What is a Zenph Re-performance?
A re-performance is a description of what a musician would have done to make the sounds you hear. How was a string plucked, a key pressed, a cymbal brushed, or a trumpet note blown? For example, think what’s involved with playing one piano note. You need to know the note itself (its pitch), when it was pressed, how it was pressed (its force and touch), how long it was held down, how it was released, where the pedals were, and so on. Each of these can be measured precisely to form a full description of how the musician originally played.
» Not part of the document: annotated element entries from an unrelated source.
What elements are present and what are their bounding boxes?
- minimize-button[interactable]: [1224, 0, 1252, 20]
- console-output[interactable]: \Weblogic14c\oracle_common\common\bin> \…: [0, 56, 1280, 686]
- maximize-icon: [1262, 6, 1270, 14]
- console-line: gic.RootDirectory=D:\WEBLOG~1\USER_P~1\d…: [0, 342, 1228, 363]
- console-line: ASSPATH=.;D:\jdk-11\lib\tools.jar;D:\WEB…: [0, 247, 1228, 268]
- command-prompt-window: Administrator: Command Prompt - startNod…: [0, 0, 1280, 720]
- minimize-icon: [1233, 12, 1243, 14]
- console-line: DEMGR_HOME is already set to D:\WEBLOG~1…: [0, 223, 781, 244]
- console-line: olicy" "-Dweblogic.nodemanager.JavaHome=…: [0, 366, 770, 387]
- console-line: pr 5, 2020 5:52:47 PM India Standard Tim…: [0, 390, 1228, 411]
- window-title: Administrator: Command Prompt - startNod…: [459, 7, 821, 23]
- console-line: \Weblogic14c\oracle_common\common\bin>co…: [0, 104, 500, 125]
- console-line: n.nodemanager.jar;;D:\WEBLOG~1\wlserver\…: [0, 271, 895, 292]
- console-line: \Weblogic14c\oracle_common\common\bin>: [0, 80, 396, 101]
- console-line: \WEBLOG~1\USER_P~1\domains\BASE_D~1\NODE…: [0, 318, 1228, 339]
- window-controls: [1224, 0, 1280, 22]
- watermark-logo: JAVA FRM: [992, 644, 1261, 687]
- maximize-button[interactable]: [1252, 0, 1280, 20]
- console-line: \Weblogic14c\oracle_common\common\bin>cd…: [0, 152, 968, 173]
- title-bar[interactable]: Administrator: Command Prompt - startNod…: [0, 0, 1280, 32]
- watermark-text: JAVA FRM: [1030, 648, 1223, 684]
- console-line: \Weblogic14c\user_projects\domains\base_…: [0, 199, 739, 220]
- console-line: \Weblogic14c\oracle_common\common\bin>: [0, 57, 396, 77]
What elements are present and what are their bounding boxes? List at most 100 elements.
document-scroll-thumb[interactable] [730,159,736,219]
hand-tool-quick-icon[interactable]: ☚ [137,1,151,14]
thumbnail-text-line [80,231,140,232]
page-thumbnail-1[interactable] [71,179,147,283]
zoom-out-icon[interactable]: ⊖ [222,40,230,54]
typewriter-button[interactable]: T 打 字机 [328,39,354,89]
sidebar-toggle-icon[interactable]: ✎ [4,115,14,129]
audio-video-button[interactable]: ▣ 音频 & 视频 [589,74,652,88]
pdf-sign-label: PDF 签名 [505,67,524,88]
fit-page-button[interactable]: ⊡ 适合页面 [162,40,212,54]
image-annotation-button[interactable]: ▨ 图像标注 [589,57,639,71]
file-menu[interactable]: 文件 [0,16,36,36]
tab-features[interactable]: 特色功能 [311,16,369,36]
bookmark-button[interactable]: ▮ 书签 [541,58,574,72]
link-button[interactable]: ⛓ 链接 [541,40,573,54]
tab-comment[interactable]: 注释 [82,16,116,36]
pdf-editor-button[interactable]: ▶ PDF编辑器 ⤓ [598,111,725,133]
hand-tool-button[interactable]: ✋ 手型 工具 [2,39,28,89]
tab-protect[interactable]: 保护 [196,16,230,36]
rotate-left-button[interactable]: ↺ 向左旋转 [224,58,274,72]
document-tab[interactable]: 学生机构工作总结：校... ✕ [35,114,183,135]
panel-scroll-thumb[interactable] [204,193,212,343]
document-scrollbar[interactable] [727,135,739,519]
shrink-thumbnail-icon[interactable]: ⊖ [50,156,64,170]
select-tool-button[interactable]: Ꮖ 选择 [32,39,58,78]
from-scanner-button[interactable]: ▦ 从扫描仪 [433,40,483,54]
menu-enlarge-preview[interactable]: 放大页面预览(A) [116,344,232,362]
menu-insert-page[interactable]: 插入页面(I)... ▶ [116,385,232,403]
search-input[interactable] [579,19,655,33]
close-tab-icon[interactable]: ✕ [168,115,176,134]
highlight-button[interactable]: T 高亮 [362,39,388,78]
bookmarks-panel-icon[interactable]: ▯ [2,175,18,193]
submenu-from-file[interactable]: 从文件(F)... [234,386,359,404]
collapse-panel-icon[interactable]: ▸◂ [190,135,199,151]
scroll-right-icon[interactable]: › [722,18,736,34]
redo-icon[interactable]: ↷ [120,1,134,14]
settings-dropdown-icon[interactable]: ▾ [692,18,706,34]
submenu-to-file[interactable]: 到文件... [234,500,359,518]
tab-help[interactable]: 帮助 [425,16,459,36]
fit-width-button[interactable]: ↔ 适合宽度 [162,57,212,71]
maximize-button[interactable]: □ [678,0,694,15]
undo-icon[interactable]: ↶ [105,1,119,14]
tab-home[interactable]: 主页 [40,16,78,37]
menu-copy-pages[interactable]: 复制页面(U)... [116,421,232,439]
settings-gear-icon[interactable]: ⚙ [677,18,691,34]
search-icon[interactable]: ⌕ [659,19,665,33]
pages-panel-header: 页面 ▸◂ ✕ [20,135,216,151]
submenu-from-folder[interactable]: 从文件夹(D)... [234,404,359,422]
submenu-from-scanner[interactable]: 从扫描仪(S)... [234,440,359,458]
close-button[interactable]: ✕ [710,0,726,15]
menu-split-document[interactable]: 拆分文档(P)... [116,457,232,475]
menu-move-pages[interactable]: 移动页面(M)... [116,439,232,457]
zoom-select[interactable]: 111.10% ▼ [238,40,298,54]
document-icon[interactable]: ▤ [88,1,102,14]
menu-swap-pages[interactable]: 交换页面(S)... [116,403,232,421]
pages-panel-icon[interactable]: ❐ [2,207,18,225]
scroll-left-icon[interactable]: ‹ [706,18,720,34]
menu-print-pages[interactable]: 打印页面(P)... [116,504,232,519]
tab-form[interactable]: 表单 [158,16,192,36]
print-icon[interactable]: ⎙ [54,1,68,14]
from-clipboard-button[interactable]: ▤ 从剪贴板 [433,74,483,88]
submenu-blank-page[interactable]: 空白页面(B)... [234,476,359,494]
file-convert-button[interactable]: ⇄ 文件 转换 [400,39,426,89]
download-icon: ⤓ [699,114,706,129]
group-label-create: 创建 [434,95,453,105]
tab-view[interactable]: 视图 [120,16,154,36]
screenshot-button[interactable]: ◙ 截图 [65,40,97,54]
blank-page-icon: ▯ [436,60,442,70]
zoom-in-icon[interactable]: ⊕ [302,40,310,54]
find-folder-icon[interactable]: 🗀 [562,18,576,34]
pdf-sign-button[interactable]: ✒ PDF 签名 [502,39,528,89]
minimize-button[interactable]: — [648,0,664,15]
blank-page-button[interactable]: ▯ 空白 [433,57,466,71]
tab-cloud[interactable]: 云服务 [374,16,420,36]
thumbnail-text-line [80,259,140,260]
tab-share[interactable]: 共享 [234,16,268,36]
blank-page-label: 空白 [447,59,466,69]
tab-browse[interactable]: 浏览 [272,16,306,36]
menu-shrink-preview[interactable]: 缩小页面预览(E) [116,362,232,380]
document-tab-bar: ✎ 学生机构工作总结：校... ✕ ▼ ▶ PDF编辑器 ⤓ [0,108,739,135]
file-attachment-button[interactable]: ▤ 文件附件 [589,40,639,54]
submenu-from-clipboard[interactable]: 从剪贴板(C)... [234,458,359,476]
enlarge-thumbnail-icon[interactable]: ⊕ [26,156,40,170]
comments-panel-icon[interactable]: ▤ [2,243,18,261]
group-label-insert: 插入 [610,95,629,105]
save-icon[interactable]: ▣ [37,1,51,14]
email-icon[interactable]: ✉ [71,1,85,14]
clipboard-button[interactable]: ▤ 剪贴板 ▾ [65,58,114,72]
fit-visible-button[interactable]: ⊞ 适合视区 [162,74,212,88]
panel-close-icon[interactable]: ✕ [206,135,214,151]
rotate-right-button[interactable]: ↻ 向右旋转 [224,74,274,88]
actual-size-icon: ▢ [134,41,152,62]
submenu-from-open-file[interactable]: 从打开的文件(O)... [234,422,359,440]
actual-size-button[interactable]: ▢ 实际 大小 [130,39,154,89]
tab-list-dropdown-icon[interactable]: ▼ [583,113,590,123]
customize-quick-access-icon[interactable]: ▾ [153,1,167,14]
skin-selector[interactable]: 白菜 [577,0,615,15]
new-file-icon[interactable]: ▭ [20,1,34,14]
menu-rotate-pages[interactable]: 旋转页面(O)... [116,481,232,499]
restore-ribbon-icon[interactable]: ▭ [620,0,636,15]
Picture all of these numbers in a giant spreadsheet. In the Rhapsody in Blue, Gershwin plays about 10,000 piano notes. Each of these 10,000 notes can be represented as a row in the spreadsheet, one row for each note. The measurements for each note (the pitch, the start time, the release, and so on) are each a column in the spreadsheet, so there are about a dozen columns for each note. The piano part in the Rhapsody looks like a tall, skinny spreadsheet with a dozen columns and 10,000 rows.
Zenph’s team has developed a process for working backwards, from an original audio recording to a detailed description of how every note was played. Every nuance of touch needs to be understood, and there are millions of ways a pianist touches a note. Timings are made to the microsecond. A re-performance comprises the spreadsheet that represents a song. But, it still needs to be heard.
Every instrument is slightly different from one another, and the re-performance must be precisely mapped to a particular instrument to sound as it should. The felt in each hammer in a piano must accommodate Zenph’s thousand levels of dynamics – and all of those levels must be compared against Zenph’s reference piano. This mapping must be done across all 88 hammers – and musical instruments never behave in a “straight line.” A bass note coded with force “500” sounds much louder than a treble note coded at “500,” so every hammer must be separately mapped for every note that’s played.
The tasks required in preparing the piano exceed simple tuning. The keys, hammers, and pedals have been exactingly regulated, voiced, calibrated, and mapped, far beyond factory expectations. This is Zenph’s commitment, all in the service of assuring you hear a re-performance that’s utterly authentic to how George Gershwin originally played 80+ years ago.